Questa agricoltura non è verde
Il
cibo, compresa tutta la sua filiera agricoltura in primis compresa, era una
delle tematiche al centro di una parte del nostro programma di incontri
2019/2020 rimasto purtroppo incompiuto. Il cibo, in senso lato, è stato anche
l’argomento di alcuni “Saggi” del mese presentati proprio in funzione di tale
programma. Questa nostra attenzione non è però scemata perché resta viva la
convinzione che cibo, e agricoltura, rappresentino, al di là della loro
importanza specifica, un decisivo punto di sintesi di molte problematiche fra
di loro collegate, a partire da quella ambientale. L’impatto rilevante
dell’agricoltura, e degli allevamenti intensivi, sul cambiamento ambientale, ed
in particolare su quello climatico, è infatti dato accertato. Ci è quindi
sembrato utile, proprio per mantenere attiva l’attenzione su tutto ciò, un
interessante articolo, che qui riassumiamo in pillole, a firma di Federica
Bianchi apparso sull’ultimo numero dell’Espresso del 22 Novembre scorso.

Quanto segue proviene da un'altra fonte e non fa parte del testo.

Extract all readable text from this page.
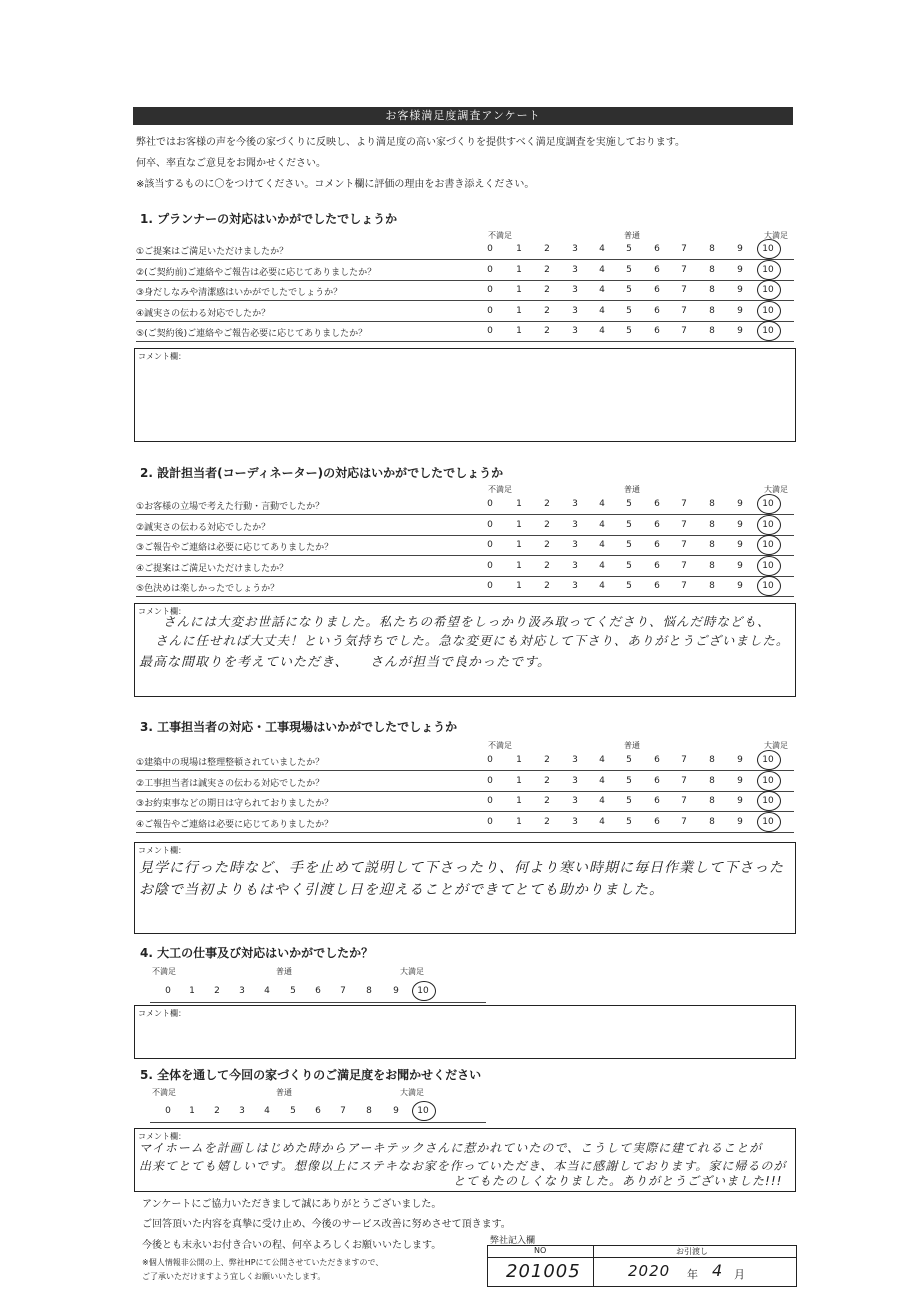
お客様満足度調査アンケート
弊社ではお客様の声を今後の家づくりに反映し、より満足度の高い家づくりを提供すべく満足度調査を実施しております。
何卒、率直なご意見をお聞かせください。
※該当するものに〇をつけてください。コメント欄に評価の理由をお書き添えください。
1. プランナーの対応はいかがでしたでしょうか
不満足	普通	大満足
①ご提案はご満足いただけましたか？	0	1	2	3	4	5	6	7	8	9	10
②(ご契約前)ご連絡やご報告は必要に応じてありましたか？	0	1	2	3	4	5	6	7	8	9	10
③身だしなみや清潔感はいかがでしたでしょうか？	0	1	2	3	4	5	6	7	8	9	10
④誠実さの伝わる対応でしたか？	0	1	2	3	4	5	6	7	8	9	10
⑤(ご契約後)ご連絡やご報告必要に応じてありましたか？	0	1	2	3	4	5	6	7	8	9	10
コメント欄：
2. 設計担当者(コーディネーター)の対応はいかがでしたでしょうか
不満足	普通	大満足
①お客様の立場で考えた行動・言動でしたか？	0	1	2	3	4	5	6	7	8	9	10
②誠実さの伝わる対応でしたか？	0	1	2	3	4	5	6	7	8	9	10
③ご報告やご連絡は必要に応じてありましたか？	0	1	2	3	4	5	6	7	8	9	10
④ご提案はご満足いただけましたか？	0	1	2	3	4	5	6	7	8	9	10
⑤色決めは楽しかったでしょうか？	0	1	2	3	4	5	6	7	8	9	10
コメント欄：
さんには大変お世話になりました。私たちの希望をしっかり汲み取ってくださり、悩んだ時なども、
さんに任せれば大丈夫！という気持ちでした。急な変更にも対応して下さり、ありがとうございました。
最高な間取りを考えていただき、　　さんが担当で良かったです。
3. 工事担当者の対応・工事現場はいかがでしたでしょうか
不満足	普通	大満足
①建築中の現場は整理整頓されていましたか？	0	1	2	3	4	5	6	7	8	9	10
②工事担当者は誠実さの伝わる対応でしたか？	0	1	2	3	4	5	6	7	8	9	10
③お約束事などの期日は守られておりましたか？	0	1	2	3	4	5	6	7	8	9	10
④ご報告やご連絡は必要に応じてありましたか？	0	1	2	3	4	5	6	7	8	9	10
コメント欄：
見学に行った時など、手を止めて説明して下さったり、何より寒い時期に毎日作業して下さった
お陰で当初よりもはやく引渡し日を迎えることができてとても助かりました。
4. 大工の仕事及び対応はいかがでしたか？
不満足	普通	大満足
0	1	2	3	4	5	6	7	8	9	10
コメント欄：
5. 全体を通して今回の家づくりのご満足度をお聞かせください
不満足	普通	大満足
0	1	2	3	4	5	6	7	8	9	10
コメント欄：
マイホームを計画しはじめた時からアーキテックさんに惹かれていたので、こうして実際に建てれることが
出来てとても嬉しいです。想像以上にステキなお家を作っていただき、本当に感謝しております。家に帰るのが
とてもたのしくなりました。ありがとうございました!!!
アンケートにご協力いただきまして誠にありがとうございました。
ご回答頂いた内容を真摯に受け止め、今後のサービス改善に努めさせて頂きます。
今後とも末永いお付き合いの程、何卒よろしくお願いいたします。
※個人情報非公開の上、弊社HPにて公開させていただきますので、
ご了承いただけますよう宜しくお願いいたします。
弊社記入欄
NO	お引渡し
201005	2020 年 4 月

Il
problema affrontato è come l’Europa Unita stia delineando la politica agricola
comunitaria dei prossimi anni per orientarla alla sostenibilità ambientale e
le, purtroppo prevedibili, difficoltà a realizzarla a causa delle forti
opposizioni delle grandi lobby del settore:
L’Europarlamento ed il Consiglio dell’Unione hanno varato ben tre
proposte di PAC (Politica Agricola Comunitaria) per il periodo 2023-2030
Attualmente queste tre ipotesi sono oggetto di negoziazione tra i
27 paesi membri e l’Europarlamento
Lo stesso vicepresidente della Commissione interessata, Frans
Timmermans, si è dichiarato pessimista sul fatto che questa travagliata
trattativa porti ad una PAC realmente orientata verso una transizione “green”

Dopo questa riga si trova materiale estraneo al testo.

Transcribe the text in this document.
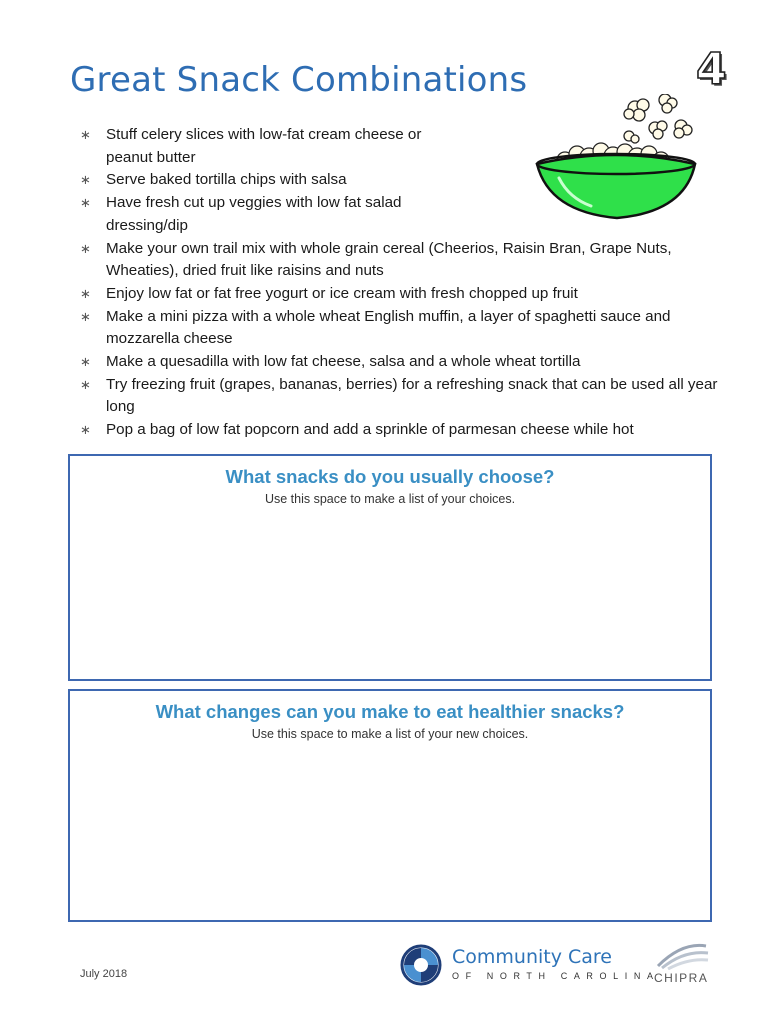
Great Snack Combinations	4
∗ Stuff celery slices with low-fat cream cheese or peanut butter
∗ Serve baked tortilla chips with salsa
∗ Have fresh cut up veggies with low fat salad dressing/dip
∗ Make your own trail mix with whole grain cereal (Cheerios, Raisin Bran, Grape Nuts, Wheaties), dried fruit like raisins and nuts
∗ Enjoy low fat or fat free yogurt or ice cream with fresh chopped up fruit
∗ Make a mini pizza with a whole wheat English muffin, a layer of spaghetti sauce and mozzarella cheese
∗ Make a quesadilla with low fat cheese, salsa and a whole wheat tortilla
∗ Try freezing fruit (grapes, bananas, berries) for a refreshing snack that can be used all year long
∗ Pop a bag of low fat popcorn and add a sprinkle of parmesan cheese while hot
What snacks do you usually choose?

Use this space to make a list of your choices.

What changes can you make to eat healthier snacks?

Use this space to make a list of your new choices.

July 2018
Community Care
OF NORTH CAROLINA
CHIPRA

Il peso finanziario di questa PAC è molto rilevante, ben 390
miliardi di euro a fronte, ad esempio, dei 290 previsti per il Recovery Fund,
tanto da farla divenire il più grande programma di sempre di sussidi
all’agricoltura
L’opposizione ad una PAC fortemente orientata verso una maggiore
sostenibilità è guidata, come era ampiamente prevedibile visto l’ammontare
degli interessi economici in ballo, dalle grandi multinazionali agricole e
chimiche, protagoniste della “agricoltura intensiva” degli ultimi decenni
Questa industrializzazione della produzione agricola ha già
espulso dal mercato un numero impressionante di piccoli produttori, tra il 2003
ed il 2013, in un solo decennio, i contadini europei sono diminuiti di oltre un
quarto e sono scomparse 4,2 milioni di aziende agricole di piccole/medie
dimensioni
Le nazioni che hanno registrato il maggiore calo sono la Polonia,
la Romania e l’Italia (600mila aziende agricole in meno)

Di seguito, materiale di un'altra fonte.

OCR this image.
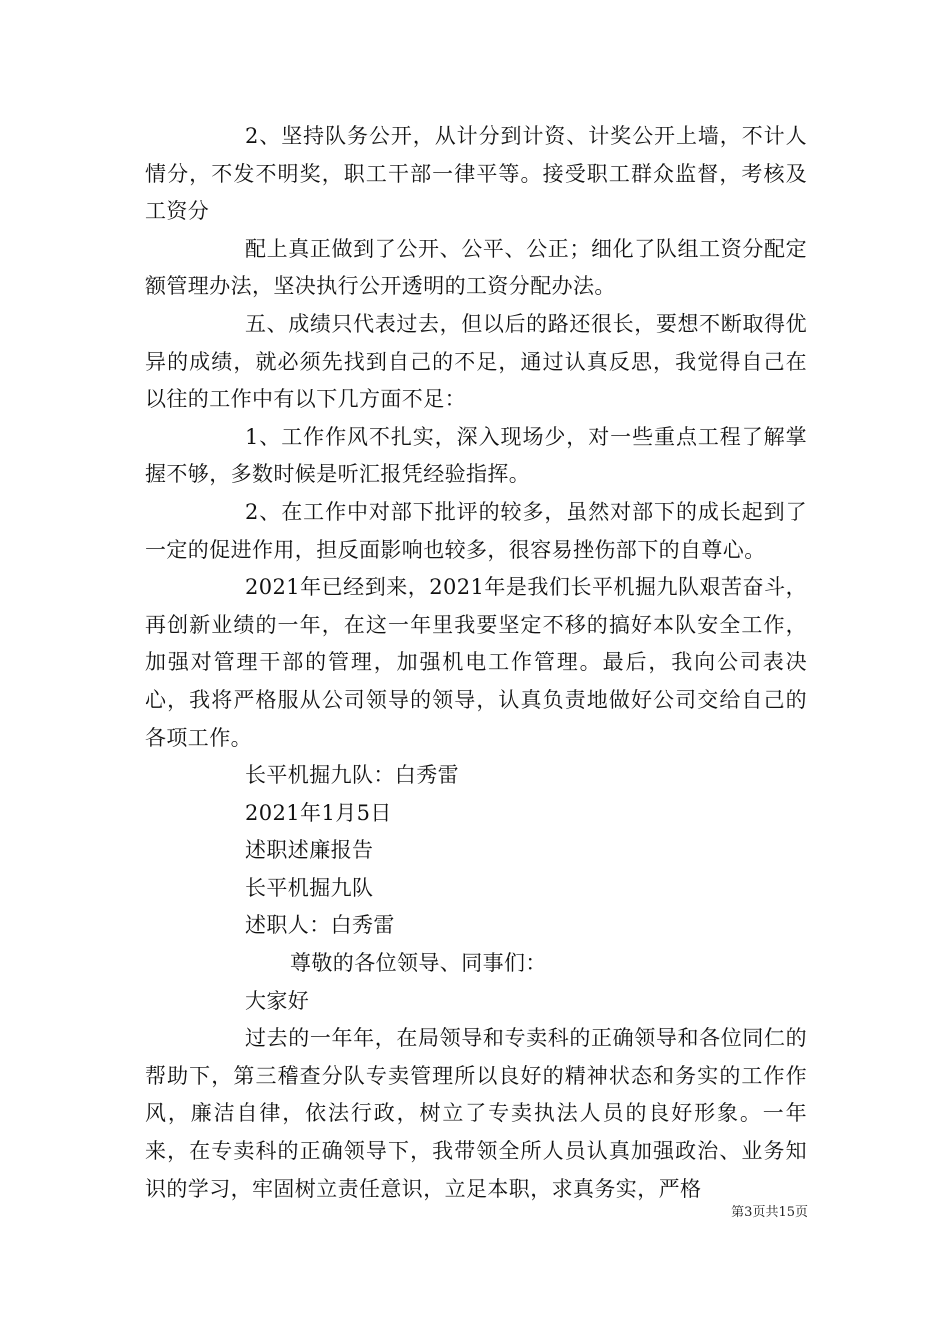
2、坚持队务公开，从计分到计资、计奖公开上墙，不计人情分，不发不明奖，职工干部一律平等。接受职工群众监督，考核及工资分

配上真正做到了公开、公平、公正；细化了队组工资分配定额管理办法，坚决执行公开透明的工资分配办法。

五、成绩只代表过去，但以后的路还很长，要想不断取得优异的成绩，就必须先找到自己的不足，通过认真反思，我觉得自己在以往的工作中有以下几方面不足：

1、工作作风不扎实，深入现场少，对一些重点工程了解掌握不够，多数时候是听汇报凭经验指挥。

2、在工作中对部下批评的较多，虽然对部下的成长起到了一定的促进作用，担反面影响也较多，很容易挫伤部下的自尊心。

2021年已经到来，2021年是我们长平机掘九队艰苦奋斗，再创新业绩的一年，在这一年里我要坚定不移的搞好本队安全工作，加强对管理干部的管理，加强机电工作管理。最后，我向公司表决心，我将严格服从公司领导的领导，认真负责地做好公司交给自己的各项工作。

长平机掘九队：白秀雷

2021年1月5日

述职述廉报告

长平机掘九队

述职人：白秀雷

尊敬的各位领导、同事们：

大家好

过去的一年年，在局领导和专卖科的正确领导和各位同仁的帮助下，第三稽查分队专卖管理所以良好的精神状态和务实的工作作风，廉洁自律，依法行政，树立了专卖执法人员的良好形象。一年来，在专卖科的正确领导下，我带领全所人员认真加强政治、业务知识的学习，牢固树立责任意识，立足本职，求真务实，严格

第3页共15页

Il risultato è che il 20% delle aziende agricole europee intasca
l’80% degli attuali sussidi PAC, che li eroga proprio in relazione
all’estensione del terreno e non alla manodopera coinvolta o alle modalità di
coltivazione
Le conseguenze di queste coltivazioni ed allevamenti intensivi sull’ambiente
sono impressionanti. Fra i tanti due dati per testimoniarlo: producono il 17%
delle emissioni di gas serra e, dato tutt’altro che secondario, stanno
scomparendo, per colpa dell’inquinamento e della distruzione degli habitat
naturali, molti animali “impollinatori” cruciali per il buon esito dell’84% dei
raccolti (Dati Agenzia Europea per l’Ambiente)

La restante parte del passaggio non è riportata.